William Buckley dying is a bit redundant, as far as I'm concerned. A defender of the lack of principles of the late Sen. Joseph McCarthy; a race-baiting, Martin-Luther-King-Jr.-hating defender of the peculiar institution of Jim Crow as true Americanism; a tired promoter of the idea that Ronald Reagan was somehow the only true American President; and a man who would rouse himself from his semi-comatose, semi-reclining position to toss out a quote from Cicero or St. Thomas to make himself look smarter than he really was - I'll just say, with Douglas Adams, "So long, and thanks for all the fish."
Will they bury him in that same position, leaning so far back in his chair it looks like it and he will tip over, pen cap in his mouth, a look of petulant triumph on his face because his adversary didn't know that he had just quoted from the Tridentine Mass rather than Virgil, just to throw the guy off?
All this will change if, in his will, he has left it all to the most obscure liberal blogger on the planet. In that case, may I just say, "Bill, you were a swell guy, up until 1967 or so, when you actually died."

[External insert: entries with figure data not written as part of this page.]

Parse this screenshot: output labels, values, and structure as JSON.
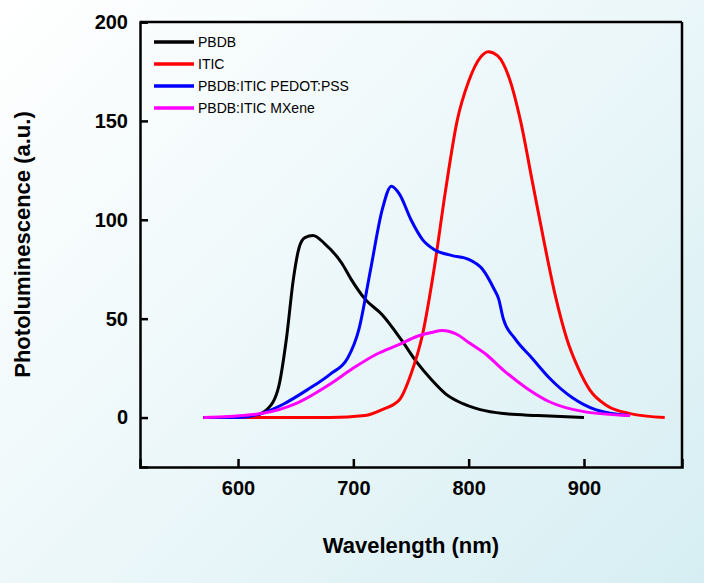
{
  "chart_data": {
    "type": "line",
    "x_label": "Wavelength (nm)",
    "y_label": "Photoluminescence (a.u.)",
    "xlim": [
      515,
      985
    ],
    "xticks": [
      600,
      700,
      800,
      900
    ],
    "ylim": [
      -25,
      200
    ],
    "yticks": [
      0,
      50,
      100,
      150,
      200
    ],
    "grid": false,
    "legend": "upper left",
    "series": [
      {
        "name": "PBDB",
        "color": "#000000",
        "x": [
          570,
          600,
          615,
          625,
          635,
          642,
          648,
          653,
          658,
          665,
          675,
          690,
          698,
          710,
          725,
          742,
          755,
          768,
          780,
          795,
          810,
          830,
          860,
          900
        ],
        "values": [
          0,
          0,
          1,
          4,
          15,
          40,
          70,
          86,
          91,
          92,
          88,
          78,
          70,
          60,
          52,
          39,
          28,
          19,
          12,
          7,
          4,
          2,
          1,
          0
        ]
      },
      {
        "name": "ITIC",
        "color": "#ff0000",
        "x": [
          570,
          680,
          710,
          725,
          740,
          750,
          760,
          770,
          780,
          790,
          800,
          810,
          817,
          825,
          835,
          845,
          855,
          865,
          875,
          885,
          895,
          905,
          920,
          940,
          970
        ],
        "values": [
          0,
          0,
          1,
          4,
          9,
          22,
          42,
          75,
          115,
          150,
          170,
          182,
          185,
          183,
          172,
          150,
          120,
          90,
          62,
          40,
          25,
          14,
          6,
          2,
          0
        ]
      },
      {
        "name": "PBDB:ITIC PEDOT:PSS",
        "color": "#0000ff",
        "x": [
          570,
          600,
          620,
          640,
          660,
          680,
          695,
          705,
          715,
          725,
          733,
          740,
          750,
          760,
          770,
          785,
          800,
          812,
          822,
          826,
          830,
          840,
          855,
          870,
          890,
          910,
          940
        ],
        "values": [
          0,
          0,
          2,
          7,
          14,
          22,
          30,
          45,
          75,
          105,
          117,
          113,
          100,
          90,
          85,
          82,
          80,
          75,
          65,
          60,
          50,
          40,
          30,
          20,
          10,
          4,
          1
        ]
      },
      {
        "name": "PBDB:ITIC MXene",
        "color": "#ff00ff",
        "x": [
          570,
          620,
          650,
          680,
          700,
          720,
          740,
          755,
          768,
          777,
          790,
          800,
          815,
          830,
          850,
          870,
          900,
          940
        ],
        "values": [
          0,
          2,
          7,
          17,
          25,
          32,
          37,
          41,
          43,
          44,
          42,
          38,
          32,
          24,
          15,
          8,
          3,
          1
        ]
      }
    ]
  }
}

UPDATE: I can't agree with Matt Yglesias. I refuse to say anything nice about a guy who defended Franco and Pinochet; who continued to deride the Civil Rights movement long after it had succeeded in its initial goals; and who, in his ultra-montane Catholocism resembled a disheveled Cardinal Newman trying to deliver his lectures on "The Idea of the University". No props here, Matt. Sorry.